E porquê? Porque as pessoas com fibromialgia tendem a ser muito tensas, exigentes e perfecionistas. Esta forma de estar na vida – dependente dos genes e do ambiente da primeira infância – leva a que tenham uma perceção excessiva de ameaça no ambiente à sua volta. Esta perceção coloca o cérebro em constante estado de alerta, de sobrevivência, induzindo, entre outras alterações, a contratura dos músculos, o que contribui para as dores e para o cansaço. Acreditamos que o stresse é um fator muito importante no desencadear da doença – neste aspeto ainda existem poucas certezas – e na sua manutenção – neste caso, temos toda a certeza quanto a esta premissa.

“A fibromialgia é subdiagnosticada, porque, apesar dos avanços observados nos últimos tempos, os médicos ainda não estão todos suficientemente sensibilizados para esta doença”

É um problema de saúde subdiagnosticado?

Sem dúvida! A fibromialgia é subdiagnosticada, porque, apesar dos avanços observados nos últimos tempos, os médicos ainda não estão todos suficientemente sensibilizados para esta doença. Ainda surgem doentes com diagnósticos diversos tais como patologia da coluna, tendinite, entre outras. Isto acontece sobretudo quando coexiste outra doença que provoca dores e cansaço. É preciso falar mais sobre fibromialgia, porque estes doentes sofrem muito e veem o seu sofrimento agravado pela desvalorização de que são alvo, quer por parte da sociedade quer dos profissionais de saúde.

 

Quais os tratamentos mais adequados?

As recomendações internacionais sublinham três dimensões principais: (1) informar o doente sobre a natureza da doença; (2) medicamentos com efeito tranquilizante (antidepressivos, relaxantes musculares, antiepiléticos); (3) cuidados pessoais (exercício físico regular e psicoterapia).

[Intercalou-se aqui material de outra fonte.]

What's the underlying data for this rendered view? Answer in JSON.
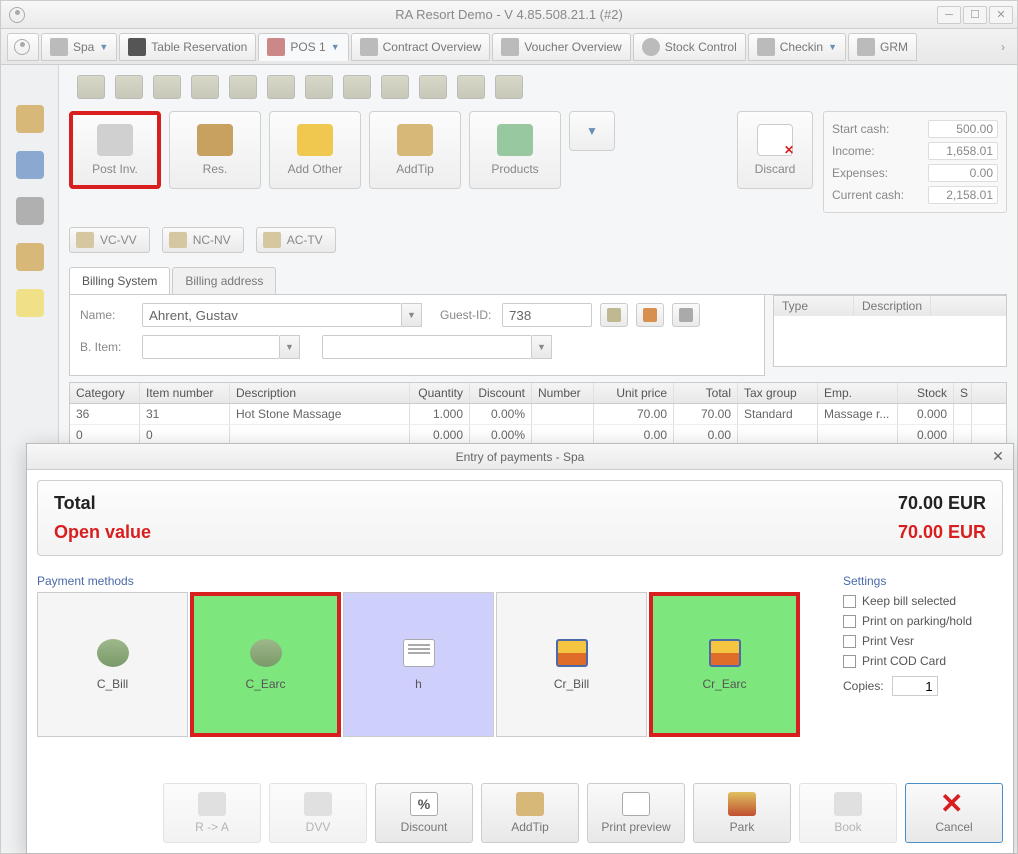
{
  "window": {
    "title": "RA Resort Demo - V 4.85.508.21.1 (#2)"
  },
  "tabs": [
    {
      "label": "Spa"
    },
    {
      "label": "Table Reservation"
    },
    {
      "label": "POS 1",
      "active": true
    },
    {
      "label": "Contract Overview"
    },
    {
      "label": "Voucher Overview"
    },
    {
      "label": "Stock Control"
    },
    {
      "label": "Checkin"
    },
    {
      "label": "GRM"
    }
  ],
  "actions": {
    "post_inv": "Post Inv.",
    "res": "Res.",
    "add_other": "Add Other",
    "add_tip": "AddTip",
    "products": "Products",
    "discard": "Discard"
  },
  "cash": {
    "start_label": "Start cash:",
    "start_val": "500.00",
    "income_label": "Income:",
    "income_val": "1,658.01",
    "expenses_label": "Expenses:",
    "expenses_val": "0.00",
    "current_label": "Current cash:",
    "current_val": "2,158.01"
  },
  "filters": {
    "a": "VC-VV",
    "b": "NC-NV",
    "c": "AC-TV"
  },
  "inner_tabs": {
    "billing_system": "Billing System",
    "billing_address": "Billing address"
  },
  "form": {
    "name_label": "Name:",
    "name_value": "Ahrent, Gustav",
    "guest_id_label": "Guest-ID:",
    "guest_id_value": "738",
    "bitem_label": "B. Item:"
  },
  "side_grid": {
    "type": "Type",
    "desc": "Description"
  },
  "grid": {
    "headers": {
      "cat": "Category",
      "item": "Item number",
      "desc": "Description",
      "qty": "Quantity",
      "disc": "Discount",
      "num": "Number",
      "up": "Unit price",
      "tot": "Total",
      "tax": "Tax group",
      "emp": "Emp.",
      "stk": "Stock",
      "s": "S"
    },
    "rows": [
      {
        "cat": "36",
        "item": "31",
        "desc": "Hot Stone Massage",
        "qty": "1.000",
        "disc": "0.00%",
        "num": "",
        "up": "70.00",
        "tot": "70.00",
        "tax": "Standard",
        "emp": "Massage r...",
        "stk": "0.000",
        "s": ""
      },
      {
        "cat": "0",
        "item": "0",
        "desc": "",
        "qty": "0.000",
        "disc": "0.00%",
        "num": "",
        "up": "0.00",
        "tot": "0.00",
        "tax": "",
        "emp": "",
        "stk": "0.000",
        "s": ""
      }
    ]
  },
  "modal": {
    "title": "Entry of payments - Spa",
    "total_label": "Total",
    "total_value": "70.00 EUR",
    "open_label": "Open value",
    "open_value": "70.00 EUR",
    "pm_label": "Payment methods",
    "settings_label": "Settings",
    "methods": {
      "c_bill": "C_Bill",
      "c_earc": "C_Earc",
      "h": "h",
      "cr_bill": "Cr_Bill",
      "cr_earc": "Cr_Earc"
    },
    "settings": {
      "keep_bill": "Keep bill selected",
      "print_park": "Print on parking/hold",
      "print_vesr": "Print Vesr",
      "print_cod": "Print COD Card",
      "copies_label": "Copies:",
      "copies_value": "1"
    },
    "bottom": {
      "ra": "R -> A",
      "dvv": "DVV",
      "discount": "Discount",
      "addtip": "AddTip",
      "preview": "Print preview",
      "park": "Park",
      "book": "Book",
      "cancel": "Cancel"
    }
  }
}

“Para ajudar mais pessoas, criei um site – o MyFibromyalgia.org – onde colocamos ao serviço das pessoas com fibromialgia uma equipa determinada a ajudá-las a vencer esta doença”

E qual é a abordagem que o seu grupo defende? A mesma das orientações internacionais?

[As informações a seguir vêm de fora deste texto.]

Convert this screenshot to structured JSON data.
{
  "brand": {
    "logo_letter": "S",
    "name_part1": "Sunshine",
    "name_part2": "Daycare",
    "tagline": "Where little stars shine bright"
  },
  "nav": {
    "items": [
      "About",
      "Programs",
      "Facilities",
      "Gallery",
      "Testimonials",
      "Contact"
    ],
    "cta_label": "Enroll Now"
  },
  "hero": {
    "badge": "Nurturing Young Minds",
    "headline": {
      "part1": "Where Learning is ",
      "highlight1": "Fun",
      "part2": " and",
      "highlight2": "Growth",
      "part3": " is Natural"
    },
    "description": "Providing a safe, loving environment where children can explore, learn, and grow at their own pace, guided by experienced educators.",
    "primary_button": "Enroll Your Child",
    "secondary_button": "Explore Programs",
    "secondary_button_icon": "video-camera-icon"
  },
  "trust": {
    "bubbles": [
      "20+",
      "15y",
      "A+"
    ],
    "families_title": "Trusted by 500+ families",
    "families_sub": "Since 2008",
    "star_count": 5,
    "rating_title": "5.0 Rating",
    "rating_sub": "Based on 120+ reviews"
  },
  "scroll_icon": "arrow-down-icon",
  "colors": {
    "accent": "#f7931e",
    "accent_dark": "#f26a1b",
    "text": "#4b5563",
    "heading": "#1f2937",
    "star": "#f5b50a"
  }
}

Adotamos estas orientações, mas advogamos como essencial um programa de transformação pessoal que permita ao doente gerir o stresse, aumentar a sua serenidade e cuidar de si de forma adequada. Quem sofre de fibromialgia reconhece que a sua condição piora substancialmente quando anda mais preocupado, ansioso ou triste. Se estiver mais tranquilo, os sintomas melhoram. É fundamental apostar no bem-estar emocional: a serenidade de espírito conduz ao desaparecimento progressivo da  fibromialgia.

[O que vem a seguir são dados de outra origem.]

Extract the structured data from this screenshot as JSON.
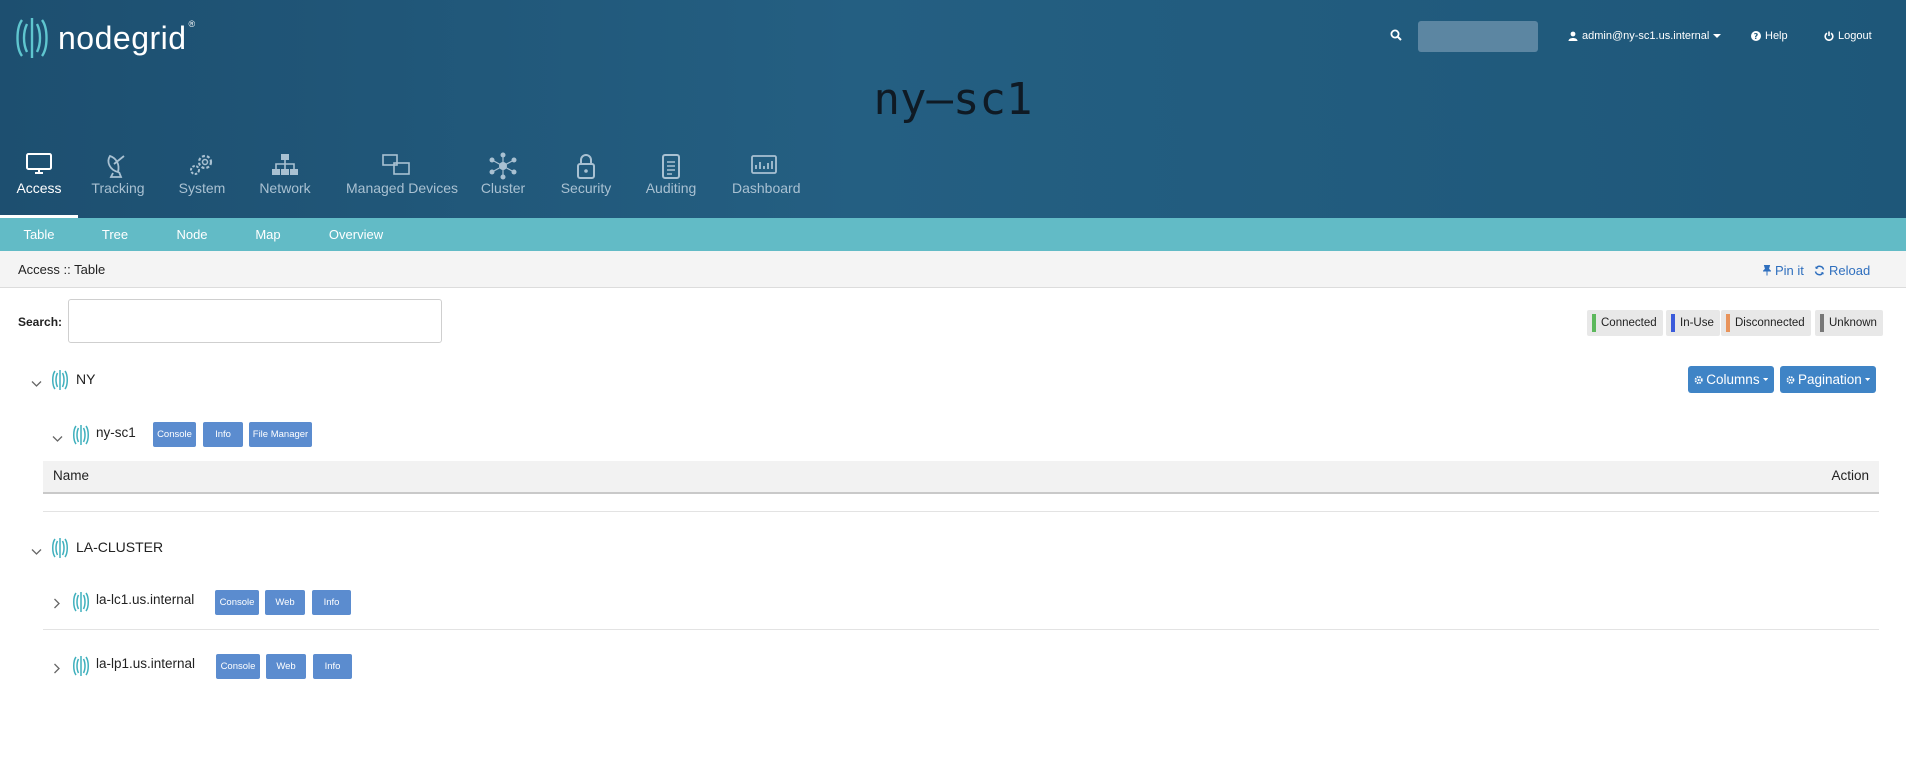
{
  "header": {
    "logo_text": "nodegrid",
    "logo_reg": "®",
    "hostname": "ny–sc1",
    "search_placeholder": "",
    "user": "admin@ny-sc1.us.internal",
    "help": "Help",
    "logout": "Logout"
  },
  "main_nav": [
    {
      "label": "Access",
      "icon": "monitor-icon",
      "active": true
    },
    {
      "label": "Tracking",
      "icon": "satellite-dish-icon"
    },
    {
      "label": "System",
      "icon": "gears-icon"
    },
    {
      "label": "Network",
      "icon": "network-tree-icon"
    },
    {
      "label": "Managed Devices",
      "icon": "devices-icon"
    },
    {
      "label": "Cluster",
      "icon": "cluster-icon"
    },
    {
      "label": "Security",
      "icon": "lock-icon"
    },
    {
      "label": "Auditing",
      "icon": "clipboard-icon"
    },
    {
      "label": "Dashboard",
      "icon": "dashboard-icon"
    }
  ],
  "sub_nav": [
    "Table",
    "Tree",
    "Node",
    "Map",
    "Overview"
  ],
  "breadcrumb": "Access :: Table",
  "actions": {
    "pin": "Pin it",
    "reload": "Reload"
  },
  "search": {
    "label": "Search:",
    "value": ""
  },
  "legend": [
    {
      "label": "Connected",
      "color": "#5cb85c"
    },
    {
      "label": "In-Use",
      "color": "#3b5bdb"
    },
    {
      "label": "Disconnected",
      "color": "#e8935b"
    },
    {
      "label": "Unknown",
      "color": "#777777"
    }
  ],
  "toolbar": {
    "columns": "Columns",
    "pagination": "Pagination"
  },
  "groups": [
    {
      "name": "NY",
      "expanded": true,
      "devices": [
        {
          "name": "ny-sc1",
          "expanded": true,
          "buttons": [
            "Console",
            "Info",
            "File Manager"
          ]
        }
      ],
      "table": {
        "columns": [
          "Name",
          "Action"
        ]
      }
    },
    {
      "name": "LA-CLUSTER",
      "expanded": true,
      "devices": [
        {
          "name": "la-lc1.us.internal",
          "expanded": false,
          "buttons": [
            "Console",
            "Web",
            "Info"
          ]
        },
        {
          "name": "la-lp1.us.internal",
          "expanded": false,
          "buttons": [
            "Console",
            "Web",
            "Info"
          ]
        }
      ]
    }
  ]
}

Muitos doentes sentem-se completamente diferentes após este programa e abandonam mesmo toda a terapêutica medicamentosa. Os medicamentos são importantes para alguns doentes, mas têm um efeito, em média, muito mais limitado do que programa que propomos. Obviamente, esta transformação pessoal não é fácil e depende fortemente da capacidade e do empenho de cada pessoa, para além do apoio de psicólogos especificamente treinados nesta doença. Para ajudar mais pessoas, criei um site – o MyFibromyalgia.org – onde colocamos ao serviço das pessoas com fibromialgia uma equipa determinada a ajudá-las a vencer esta doença e a recuperar uma vida que mereça ser vivida.